Um mal im Produktivitätsbild zu bleiben: Jedes Unternehmen muss, um Nachfrage erfolgreich zu bedienen, seine Produktionskapazitäten im Blick behalten. Betrachte dich in den Anforderungen, vor denen du stehst, als eben so ein Unternehmen. Wenn deine Kapazitäten ausgelastet sind, arbeite erst einmal ab und lade dir nicht noch eine Präsentation oder einen Sprachkurs (Stichwort Selbstoptimierungsdruck im Lockdown!) oben drauf. Schau dir an: Welche Aufgaben solltest du priorisieren? Was kannst du delegieren? Und welche konkreten Deadlines hast du eigentlich?

Professional detachment

Diese Skill bedarf ein wenig Übung. Es geht um bewusst geschaffene, emotionale Distanz zu Job oder Business. Natürlich fühlt sich jede*r von uns dem eigenen Unternehmen oder der eigenen Idee verpflichtet – und das ist ja auch gut so! Und wenn du gerade voll im Thema und begeistert bei der Sache bist: Lass dich bitte nicht bremsen! Aber trotzdem gibt es natürlich noch den Teil von uns, der nicht bis 22:00 Uhr in Calls hängen will oder intrinsisch motiviert unbezahlte Überstunden abarbeitet. Macht uns das weniger purpose-driven? Nein. Es macht uns noch nicht einmal weniger produktiv. Professional detachment hilft dir sogar dabei, deine Aufgaben effizienter und rationaler anzugehen. Du kannst sie objektiver betrachten, ohne impulsiv zu reagieren oder sie als persönliche Angelegenheit zu betrachten.

Take a nap!

Forscher*innen warnen schon seit Jahren vor einer übermüdeten Gesellschaft. Leider gilt immer noch das zweifelhafte Leistungsimage, dass möglichst wenig Schlaf eine Grundzutat vor allem beruflichen Erfolgs ist. Es würde die Länge dieses Beitrags sprengen, hier über alle erwiesenen, positiven Effekte von ausreichend Schlaf für die eigene Leistungsfähigkeit und Kreativität zu schreiben. Nur so viel: Schlaf macht dich tatsächlich besser! In quasi allem! Ich bin auf alle Fälle Team Nickerchen.

Take a break!

Jede*r von uns braucht neben Schlafpausen natürlich auch die echten Pausen. Bye-bye office, hello world out there! Schaffe Raum, um „dich abzumelden“. Jede*r braucht mal Urlaub! Oder zumindest ein paar Minuten am Tag, um einfach mal runterzukommen. Schon ein kleiner Spaziergang ist ein echter Booster für die Kreativität. Die Universität Stanford konnte in 2020 in einer Studie eine Steigerung um 60 Prozent messen. Schon eine halbe Stunde reicht aus, um Symptome psychischer Krankheiten und Stresshormone zu reduzieren. Also, Kaffee auf die Hand und ab durch den Frühling spazieren!

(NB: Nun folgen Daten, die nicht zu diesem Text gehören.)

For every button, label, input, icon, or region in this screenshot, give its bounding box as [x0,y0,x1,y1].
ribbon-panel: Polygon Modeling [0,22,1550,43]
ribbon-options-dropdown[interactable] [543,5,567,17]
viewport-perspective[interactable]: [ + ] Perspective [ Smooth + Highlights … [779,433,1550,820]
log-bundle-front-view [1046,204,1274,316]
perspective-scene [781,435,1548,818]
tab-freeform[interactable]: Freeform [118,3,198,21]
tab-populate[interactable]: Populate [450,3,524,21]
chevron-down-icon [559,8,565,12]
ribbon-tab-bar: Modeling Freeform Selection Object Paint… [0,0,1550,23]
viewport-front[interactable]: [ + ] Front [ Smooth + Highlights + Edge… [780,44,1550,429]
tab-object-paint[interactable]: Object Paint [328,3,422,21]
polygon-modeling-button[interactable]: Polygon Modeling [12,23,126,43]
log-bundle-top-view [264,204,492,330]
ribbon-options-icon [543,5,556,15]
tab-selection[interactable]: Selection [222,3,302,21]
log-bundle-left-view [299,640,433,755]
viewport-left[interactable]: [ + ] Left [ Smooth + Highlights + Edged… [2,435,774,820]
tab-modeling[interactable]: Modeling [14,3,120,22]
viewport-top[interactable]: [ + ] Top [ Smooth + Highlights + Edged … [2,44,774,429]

Und falls du in in einer Führungsrolle bist: Practice loud leaving!

Trotz grundlegender Daten, die zeigen, dass lange Arbeitszeiten weder die Produktivität noch die Kreativität verbessern, halten sich die Mythen zu Überarbeitung für den Erfolg hartnäckig. Die Grenzen für eine gesunde Work-Life-Balance, die du im Office ziehst, zahlen positiv auf die mentale Gesundheit deiner Teams ein. Wenn anderes neben der Arbeit als persönlich wichtig empfunden wird und dafür auch bewusst Zeit definiert wird, ist das kein Mangel an Leidenschaft für den Job, sondern schlicht gesagt: ganz normal und gesund.

Last but not least: Take away the extra pressure! 

Wir alle sind in unserem Alltag mit externen Erwartungen konfrontiert, im privaten und beruflichen Feld müssen wir viele spezialisierte Funktionen für einen erwarteten “Output” erfüllen. Also sollten wir den Druck auf uns selbst also nicht noch künstlich erhöhen. Wenn sich dein Kopf das nächste Mal dreht vor lauter da-müsste-ich-eigentlich-nochmal-ran, klinke einmal kurz die Pausetaste rein und schau dir an, ob du die Kapazitäten, die Ruhe und die Energie dafür hast, dir eine bestimmte Task jetzt noch einmal vorzunehmen. Lass dir nicht von einem falschen Produktivitätsverständnis suggerieren, dass du nur bist, was du tatsächlich sichtbar leistest. Und denke ab und zu daran, dass eine stabile Leistungsperformance einen ausgeruhten und durchgelüfteten Kopf braucht. Ein bisschen recreation und Auszeit kannst du deinem monkey mind auch übrigens immer schon durch eine Runde simples Atmen liefern. Geht am besten im Sitzen mit gerader Rückenlehne. Timer auf 10 Minuten stellen, Hände bequem auf den Oberschenkeln ablegen, Augen schließen, in Gedanken einmal von 30 rückwärts Zählen. Und dann einfach atmen. Bevor der hustle weitergeht!